Beware the cardinality explosion! When instrumenting your services, it's tempting to add more and more attributes to spans and metrics for maximum visibility. However, this can quickly spiral into resource consumption issues and increased storage costs. High cardinality in span names and attributes can transform your observability solution from an asset into a long-term liability.

Your previous monitoring solution may have given you an easy button for reducing this cardinality. If so, these mitigations will need to be migrated over. Luckily there are a number of options here. The OpenTelemetry collector for example can preprocess the data so that it arrives in a low-cardinality format at your observability solution. When deploying new instrumentation, keep an eye out for this potential hurdle and be prepared to tune your OTel deployment as you deploy it.

OpenTelemetry challenge #3: Navigating multi-service environments

Heterogeneous environments present unique challenges for OpenTelemetry implementation. Different services may require different instrumentation approaches, and not all components can be instrumented equally. This disparity can result in inconsistent observability coverage and complicated troubleshooting workflows.

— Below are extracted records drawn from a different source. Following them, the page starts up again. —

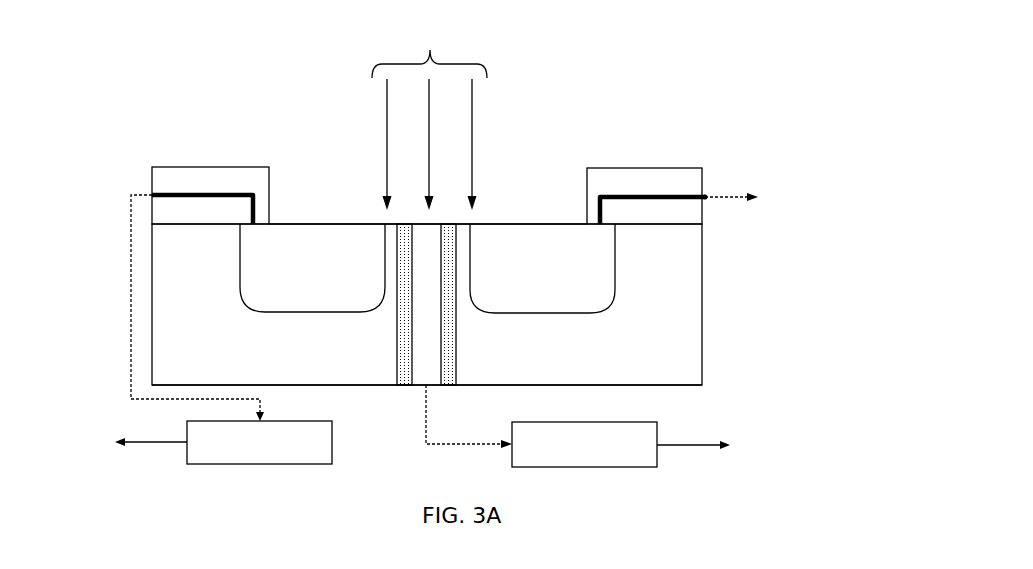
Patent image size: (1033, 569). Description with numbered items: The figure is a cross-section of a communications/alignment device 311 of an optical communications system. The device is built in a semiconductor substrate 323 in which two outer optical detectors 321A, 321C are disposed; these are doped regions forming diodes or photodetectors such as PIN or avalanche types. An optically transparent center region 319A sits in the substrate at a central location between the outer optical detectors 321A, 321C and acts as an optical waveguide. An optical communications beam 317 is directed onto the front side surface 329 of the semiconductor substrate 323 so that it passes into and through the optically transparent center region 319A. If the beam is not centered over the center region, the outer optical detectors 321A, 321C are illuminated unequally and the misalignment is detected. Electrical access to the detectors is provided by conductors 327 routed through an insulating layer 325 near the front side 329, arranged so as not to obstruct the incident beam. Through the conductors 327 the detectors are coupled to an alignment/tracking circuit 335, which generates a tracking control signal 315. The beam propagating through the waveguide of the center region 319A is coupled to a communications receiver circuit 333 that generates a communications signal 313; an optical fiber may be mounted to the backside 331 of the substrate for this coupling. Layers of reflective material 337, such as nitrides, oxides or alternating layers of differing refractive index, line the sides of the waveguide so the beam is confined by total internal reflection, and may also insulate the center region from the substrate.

The communications/alignment device 311 is at (782, 48).
The communications signal 313 is at (765, 420).
The tracking control signal 315 is at (80, 418).
The optical communications beam 317 is at (430, 50).
The optically transparent center region 319A is at (420, 344).
The outer optical detector 321A is at (543, 313).
The outer optical detector 321C is at (310, 312).
The semiconductor substrate 323 is at (703, 298).
The insulating layer 325 is at (152, 180).
The conductors 327 is at (197, 195).
The front side surface 329 is at (533, 168).
The backside 331 is at (687, 385).
The communications receiver circuit 333 is at (585, 467).
The alignment/tracking circuit 335 is at (258, 464).
The layers of reflective material 337 is at (413, 373).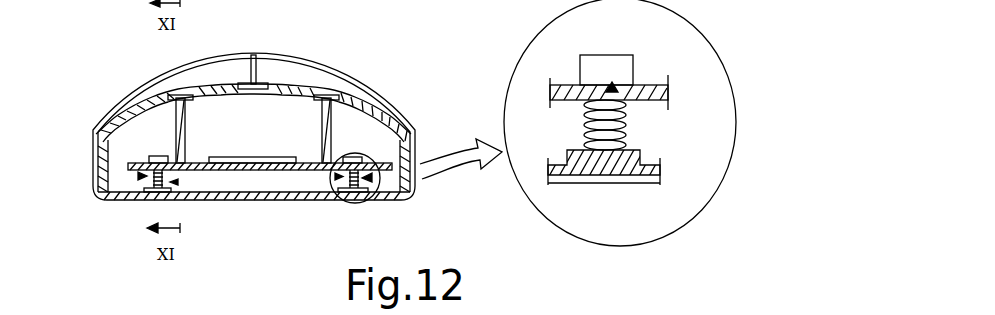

Backend compatibility adds another layer of complexity. Not all observability back ends fully support OpenTelemetry's specifications, risking data loss or reduced functionality. It's crucial to verify compatibility between your chosen back end and OpenTelemetry's various signals (traces, metrics, and logs).

While the path to open standards and interoperability is of high value, there will be bumps and bruises along the way to removing vendor lock-in. For now, understanding these common pitfalls and having strategies to address them puts you ahead of the curve in building robust, observable systems.

Conclusion: Increasing your observability maturity

Facing all this planning and these challenges might seem daunting, but the long-term health of your system will be well worth it. The key is to approach OpenTelemetry implementation with a clear strategy and realistic expectations. Perfect observability isn't achieved overnight — it's an iterative process that requires continuous refinement.

Focus on creating a sustainable observability practice that balances comprehensive monitoring with system performance. Regular audits of your instrumentation strategy, combined with performance tuning cycles, will help maintain this balance as your system expands and evolves.

The future of observability lies in finding the sweet spot between visibility and efficiency.
As OpenTelemetry continues to mature, many of these challenges will be addressed through improved tooling and best practices. Remember: The goal isn't to collect all possible data but to collect the right data that enables effective, continuously evolving systems. Start small, measure impact, and scale intelligently. Your future self (and your systems) will thank you for it.

Footnotes

1 Statista, “Volume of data/information created, captured, copied, and consumed worldwide from 2010 to 2023, with forecasts from 2024 to 2028”, 2024.

2 Sapphire, “Observability in 2024: Understanding the State of Play and Future Trends", 2024.

3 Dimensional Research and Elastic, "2024 Elastic Practitioner Survey", 2024.

4 OpenTelemetry, "Specification Status Summary", 2025.